後見申し立て、取り消しに必ず必要となる医師の診断書。同じ患者でも医師により見立てが分かれる場合も少なくありません。資料は、昭和22年生まれ、統合失調症の独身男性の診断書です。資料1は入院先の主治医医師Aによる診断書、資料2は別の病院の医師による診断書です。この二つを各項目ごとによく見比べてください。

結論部分である「3.判断能力についての意見」で、医師Aは、最も重度な「支援を受けても、契約等の意味・内容を自ら理解し、判断することができない。(=後見相当)」にチェックをして、「平成30年当時から変わっていない」との意見を付しています。一方医師Bは、最も軽い「契約等の意味・内容を自ら理解し、判断することができる。(=後見不要)」にチェックをしています。つまり、真逆の判断です。

資料1 入院先の医師Aの診断書1
資料1 入院先の医師Aの診断書2
資料2 別の病院の医師Bの診断書
資料2 別の病院の医師Bの診断書2

これらの診断は後見取消しの申立てをするために受けたもので、どう書かれたかによって本人の生活が180度変わってしまうといっても過言ではありません。2つの診断書の間は、わずか1か月。本人の病状に大きな変化はないにもかかわらず、何故このように違う診断が出るのでしょうか。

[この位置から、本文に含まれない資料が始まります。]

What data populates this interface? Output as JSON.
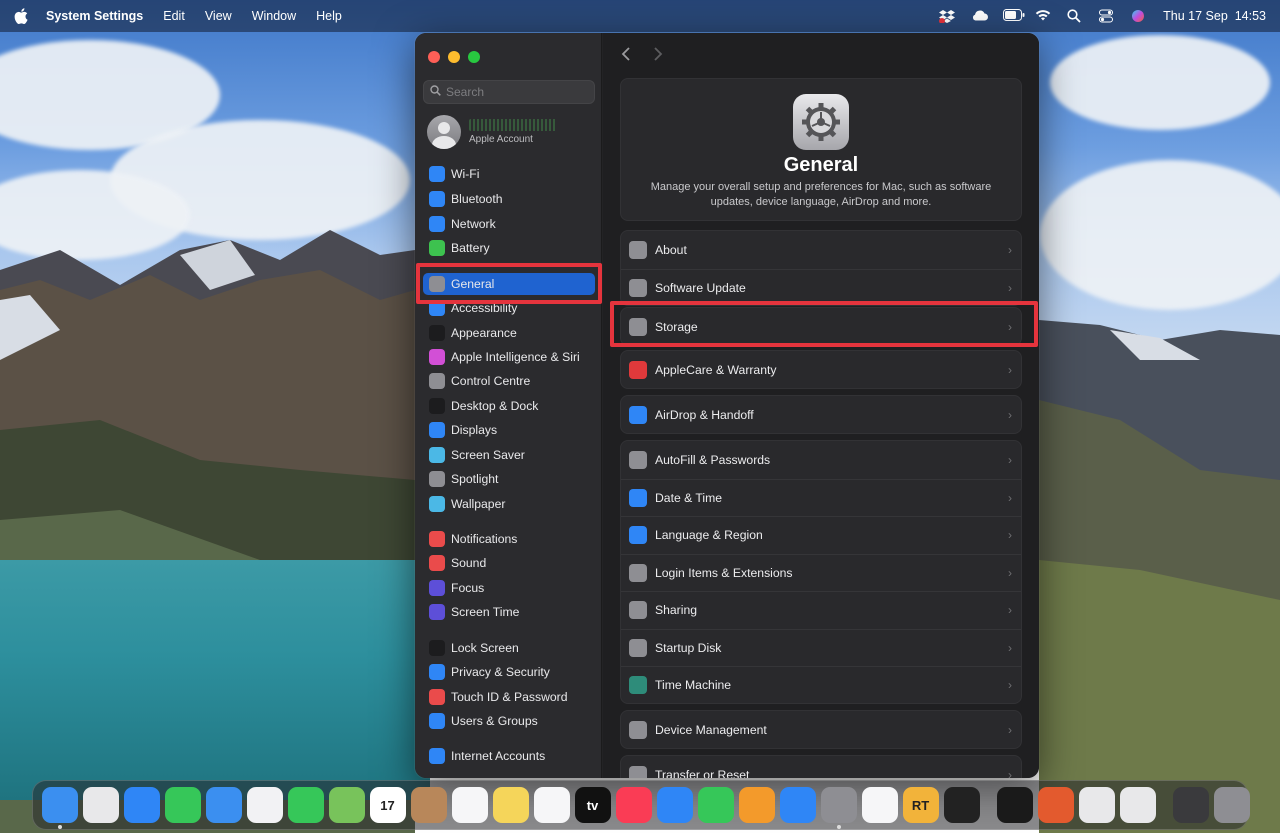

精神疾患を抱える方は、日によって気分が変わることもあるでしょうし、答えたくないと黙ってしまうこともあるでしょう。医師は、その日その時の患者の状態を診るのであり、状態が悪い時に診た場合は医師Aのような診断になるのかもしれません。注目したいのは2枚め「判定の根拠」です。本人は近くのコンビニまで単独で外出、買い物を行っているそうですが、判定の根拠で医師Aは、「お菓子やジュースなどについては、買い物できるが、込み入った内容について話すと「わからない」「もういい」と拒絶、混乱」してしまうことをもって理解力なしと判断しています。しかし、コンビニで買い物をする程度の日常において「込み入った内容」とは何を想定しているのか、「拒絶・混乱」してはいけないのか、記憶力の問題としてあげている「逆唱・遅延再生」が時々できないことで、日常生活に何の支障があるのか、これだけのことで「後見相当」なのか、と疑問だらけです。医師Aは、さまざまな検査をしているものの肝心の患者の生活がみえていないのでしょう。

一方医師Bは、純粋に日常の生活が支障なく送れるかに着眼しているよう見受けられます。補充療法による改善可能性も示されており、たとえこころに病を抱えていても、服薬や通院をしながらであっても、病の支障なく生活できればそれでよいと患者の背中を押しているかのようです。患者の生活に目を向けてくれる医師がいることに一条の光を見た思いです。